Le diagnostic de l’accessibilité aux espaces publics et aux bâtiments propriété de la commune, réalisé par un bureau d’études spécialisé, traduit une situation catastrophique. Lors d’une commission municipale tenue en juin dernier, le maire a annoncé que 1 119 obstacles sur la voirie avaient été recensés, plus ou moins importants évidemment. Celui qui est présenté ci-dessus (en haut du cours de la République, à côté de la Porte St Gilles, figure déjà dans le livre des records !). Mais le maire ne s’est pas excusé pour autant, renvoyant à un programme pluriannuel pris en charge par Les Sorgues du Comtat, dont personne ne connaît la teneur.
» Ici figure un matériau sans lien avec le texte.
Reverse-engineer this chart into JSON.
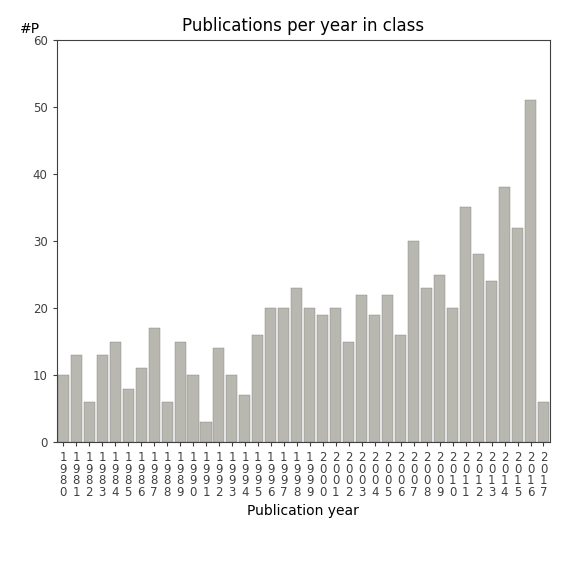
{
  "title": "Publications per year in class",
  "xlabel": "Publication year",
  "ylabel": "#P",
  "ylim": [
    0,
    60
  ],
  "yticks": [
    0,
    10,
    20,
    30,
    40,
    50,
    60
  ],
  "years": [
    1980,
    1981,
    1982,
    1983,
    1984,
    1985,
    1986,
    1987,
    1988,
    1989,
    1990,
    1991,
    1992,
    1993,
    1994,
    1995,
    1996,
    1997,
    1998,
    1999,
    2000,
    2001,
    2002,
    2003,
    2004,
    2005,
    2006,
    2007,
    2008,
    2009,
    2010,
    2011,
    2012,
    2013,
    2014,
    2015,
    2016,
    2017
  ],
  "values": [
    10,
    13,
    6,
    13,
    15,
    8,
    11,
    17,
    6,
    15,
    10,
    3,
    14,
    10,
    7,
    16,
    20,
    20,
    23,
    20,
    19,
    20,
    15,
    22,
    19,
    22,
    16,
    30,
    23,
    25,
    20,
    35,
    28,
    24,
    38,
    32,
    51,
    6
  ],
  "bar_color": "#b8b8b0",
  "bar_edge_color": "#808080",
  "bar_edge_width": 0.3,
  "background_color": "#ffffff",
  "title_fontsize": 12,
  "axis_label_fontsize": 10,
  "tick_fontsize": 8.5
}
La mission sur les bâtiments publics a relevé 60 situations inacceptables (avec 751 obstacles) sur Pernes et les Valayans, conduisant notre commune à être créditée d’un indice moyen d’accessibilité de 27 %, autant dire faible, mais là aussi avec des situations plus ou moins graves. Les sites considérés comme totalement inaccessibles sont au nombre de 37. On y trouve en particulier l’église Notre Dame de Nazareth, la halle couverte, le vestiaire Jean Moulin, des locaux commerciaux récemment achetés et rénovés par la commune….

L’engagement communal n’est pas à la hauteur !

Le coût des travaux, sur la partie bâtiments qui relève de la responsabilité de la municipalité, a été chiffré par le bureau d’études à 1 176 000 €, sachant qu’un certain nombre n’ont pas été retenus au motif qu’ils pouvaient faire l’objet de dérogations. Parmi elles, le Musée de l’ancienne école aux Valayans, le Musée du Drapier et celui de la Maison Fléchier ou la Tour de l’Horloge.

Un ordre de priorités a été arrêté et la mairie s’est engagée à financer l’ensemble sur une période de 7 ans. La dépense la plus importante concerne l’Hôtel de Ville (pose d’un ascenseur) pour 137 500 € (prévu dans le projet de rénovation). 

Le dossier présenté au Conseil municipal du 21 juillet 2016, a fait l’objet d’importantes remarques de la part des élus du groupe « Pernes Dynamique et Solidaire ».

Ils ont regretté que la commune ait attendu d’être mise en demeure par le Préfet pour prendre un engagement ferme en faveur des personnes à mobilité réduite, alors que la situation présente de réels dangers. Elle a déploré les choix d’investissements de la commune qui n’hésite pas au contraire à consacrer tous les ans plusieurs centaines de milliers d’euros dans des acquisitions d’immeubles anciens au nom de la conservation du patrimoine, alors que les priorités sont ailleurs. Elle a demandé, sans être entendue, que la durée d’investissement soit réduite à 5 ans.